チャーリング・クロス街84番(84, Charing Cross Road)色あせない映画
「チャーリング・クロス街84番(84, Charing Cross Road)」を「ラブ・ストーリー」と説明しているサイトを見かけましたが、断じてラブ・ストーリーじゃないですよー!
「国境を越えた友情」といった方がしっくりくると思います。
アンソニー・ホプキンズ演じるフランクには家族がありましたし、恋心を抱いていた描写はありませんでした。
イギリス紳士のフランクは、誠実かつ丁寧にヘレーヌのための書籍を手配したり、また、ヘレーヌはフランクの妻を訪ねたりしています。
ですので、ラブストリーなどと期待して観始めないようにご注意を!
ドラマチックなハプニングがあるわけではないのですが、観終わった後にすがすがしい充実感がもたらされる映画であることはお約束します~。
本当に素敵な映画です。
(あらすじ:チャーリング・クロス街84番(84, Charing Cross Road))

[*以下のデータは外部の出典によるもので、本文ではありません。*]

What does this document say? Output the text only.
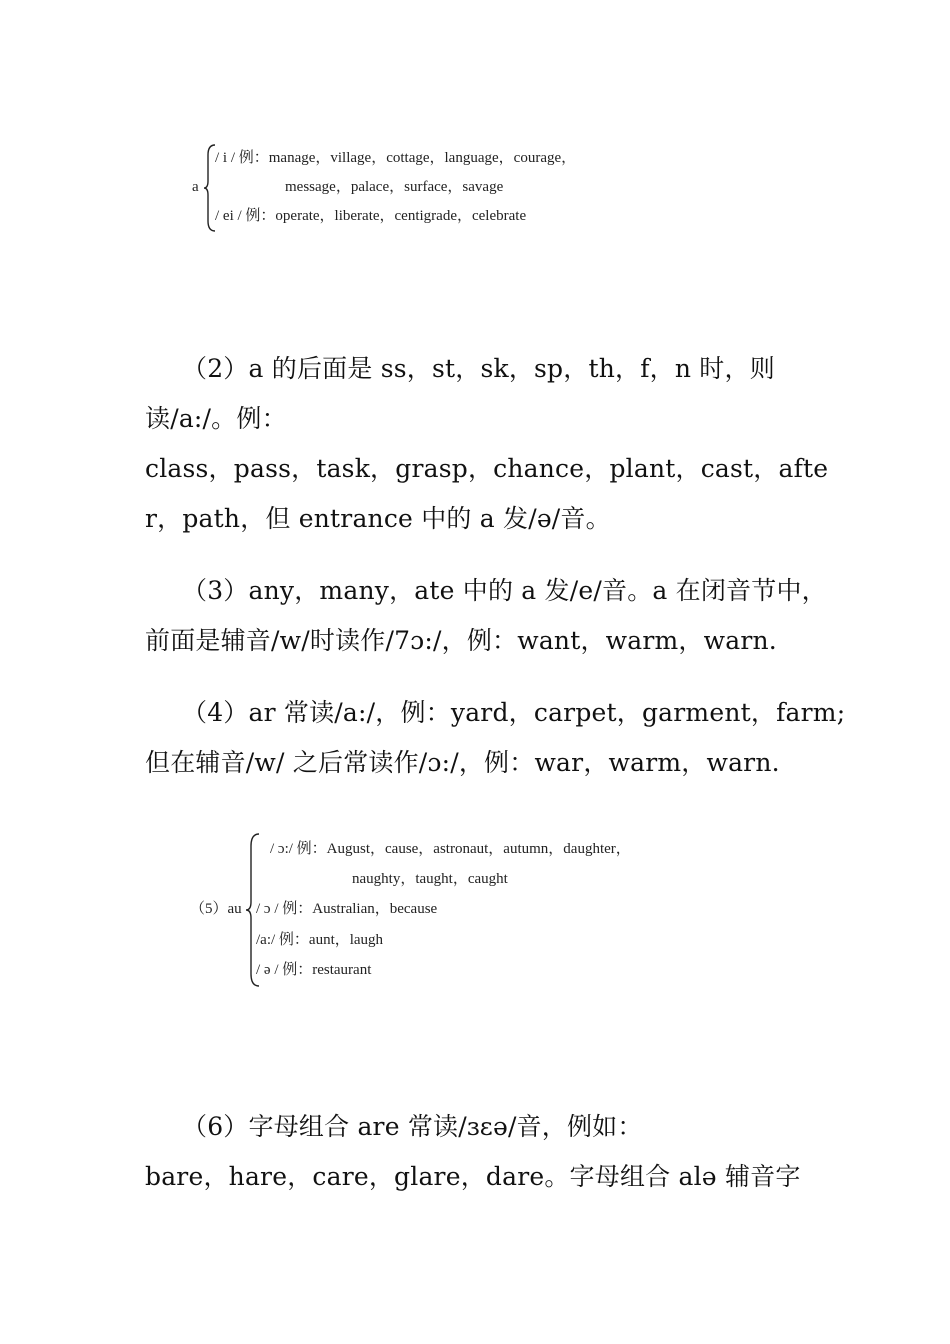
a
/ i / 例：manage，village，cottage，language，courage，
message，palace，surface，savage
/ ei / 例：operate，liberate，centigrade，celebrate
（2）a 的后面是 ss，st，sk，sp，th，f，n 时，则
读/a:/。例：
class，pass，task，grasp，chance，plant，cast，afte
r，path，但 entrance 中的 a 发/ə/音。
（3）any，many，ate 中的 a 发/e/音。a 在闭音节中，
前面是辅音/w/时读作/7ɔ:/，例：want，warm，warn.
（4）ar 常读/a:/，例：yard，carpet，garment，farm;
但在辅音/w/ 之后常读作/ɔ:/，例：war，warm，warn.
（5）au
/ ɔ:/ 例：August，cause，astronaut，autumn，daughter，
naughty，taught，caught
/ ɔ / 例：Australian，because
/a:/ 例：aunt，laugh
/ ə / 例：restaurant
（6）字母组合 are 常读/ɜɛə/音，例如：
bare，hare，care，glare，dare。字母组合 alə 辅音字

NY在住の脚本家のヘレーヌ(アン・バンクロフト)は、入手したいと古書をアメリカ内では思うように見つけれないことにいつも不満を感じていました。
ある日、ヘレーヌは「ロンドンのチャーリング・クロス街84番にある古書店」の広告を見つけ、海を越えてロンドンから古書を購入することにしました。
「欲しい本のリストです。それぞれ5ドル以内で購入できるなら送ってください。」
ロンドンから届いた古書はとてもいい状態のものばかりでした。
そして一緒に同封されていたのは、書店の店長であるフランク(アンソニー・ホプキンズ)からのイギリス紳士らしい礼儀正しくて丁寧な礼状でした。

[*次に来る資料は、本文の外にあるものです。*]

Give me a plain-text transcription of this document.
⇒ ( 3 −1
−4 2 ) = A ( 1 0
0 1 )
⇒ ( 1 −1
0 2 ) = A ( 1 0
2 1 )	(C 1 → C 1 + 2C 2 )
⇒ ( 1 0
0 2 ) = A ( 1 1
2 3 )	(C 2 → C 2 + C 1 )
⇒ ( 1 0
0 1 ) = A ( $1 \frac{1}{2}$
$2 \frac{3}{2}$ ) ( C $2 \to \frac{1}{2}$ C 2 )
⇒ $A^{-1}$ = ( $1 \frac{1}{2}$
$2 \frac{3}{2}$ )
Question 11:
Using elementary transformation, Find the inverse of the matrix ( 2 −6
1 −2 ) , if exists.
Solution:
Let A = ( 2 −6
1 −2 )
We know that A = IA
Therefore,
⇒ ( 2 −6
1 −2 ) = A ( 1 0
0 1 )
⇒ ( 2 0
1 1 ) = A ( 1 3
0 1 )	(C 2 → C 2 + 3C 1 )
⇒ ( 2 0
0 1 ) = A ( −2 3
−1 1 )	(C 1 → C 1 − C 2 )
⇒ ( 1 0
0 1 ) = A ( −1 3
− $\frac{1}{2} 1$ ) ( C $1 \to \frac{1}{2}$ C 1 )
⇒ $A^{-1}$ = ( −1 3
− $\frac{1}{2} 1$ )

「都合がつく分だけを発送します。残りについてはまた後ほど。」
こんなビジネスライクなやり取りから二人の文通が始まりました。
物書きを生業としているヘレーヌと、書籍の取り扱いを仕事にしている二人の文章は洗練されており、ユーモアにもあふれていました。
ヘレーヌはフランクだけでなく、従業員やフランクの妻にも手紙を送ったり、当時のイギリスが戦後の配給の時期だったためフランクや従業員たちにハムや卵を送ってあげたりしました。
ハムも卵もしばらく口にすることができなかったので、書店の関係者たちはとても喜びました。
こんな風にイギリス人とアメリカ人の振舞い方や当時の文化の違い、当時のイギリスの食料事情といったことを垣間見ることができるのは興味深いです。
「いつかはチャーリング・クロス街84番を訪ねたい」と語っていたヘレーヌですが、なかなか叶いません。
一度はロンドンを訪ねる寸前までいったのに、彼女の歯の治療を捻出なくてはならず断念。
そうして願いが叶うのは、20年も経ってからなのです。
しかし、ヘレーヌは結局フランクに会うことはできません。
彼はもう亡くなっていたからです。
そして彼女は「Here I come.」と一言つぶやきます・・・。
その一言は「たとえ会えなくても、心は繋がっているから」という気持ちが詰まっているかのように、私には聞こえました。
できることなら実際に顔を合わせて手を取り合って欲しかったです。
でも、こういうのもアリなんだと感じました。
相手を思いやる気持ちは、場所も時間も超えることができる決して色あせないものなのです。
こんな風に大切に思う人がいて、思いを馳せることができるのは素晴らしいですねー。
大きな事件が起きるわけではない映画でしたが、自分でも驚くほど深く心に刻み込まれています。
人生ってこんな風に送ってもいいんですね。
ロンドンに行ったら「84 Charing Cross」の前で記念写真を撮りたいですね。
文章でも読んでみたかったので原著も手に入れました。
2人のように、こんなに美しい文章をかけたらいいなと思います。
もちろんDVDは保存版として購入しました。
アンソニー・ホプキンスは猟奇的な「ハンニバル・レクター」のイメージがつきまとってしまいますが、古書店長のフランクや、日の名残りの執事役のようなイギリス紳士的な役柄もピッタリだと思います。
私が観たのは海外版です。
84 Charing Cross Road(イギリスのアマゾン)
追記(2016年7月8日)
その後、ロンドンへ行く機会か何回かあったので「84 Charing Cross」を訪れてみました。
もちろん「古書店」はそこにはもうありません。
イタリアンレストランになっていたようです(というか、どこか「84」なのかも不明でしたが笑)
今でも「84 Charing Cross」のファンがちらほらと辺りを訪れているようです。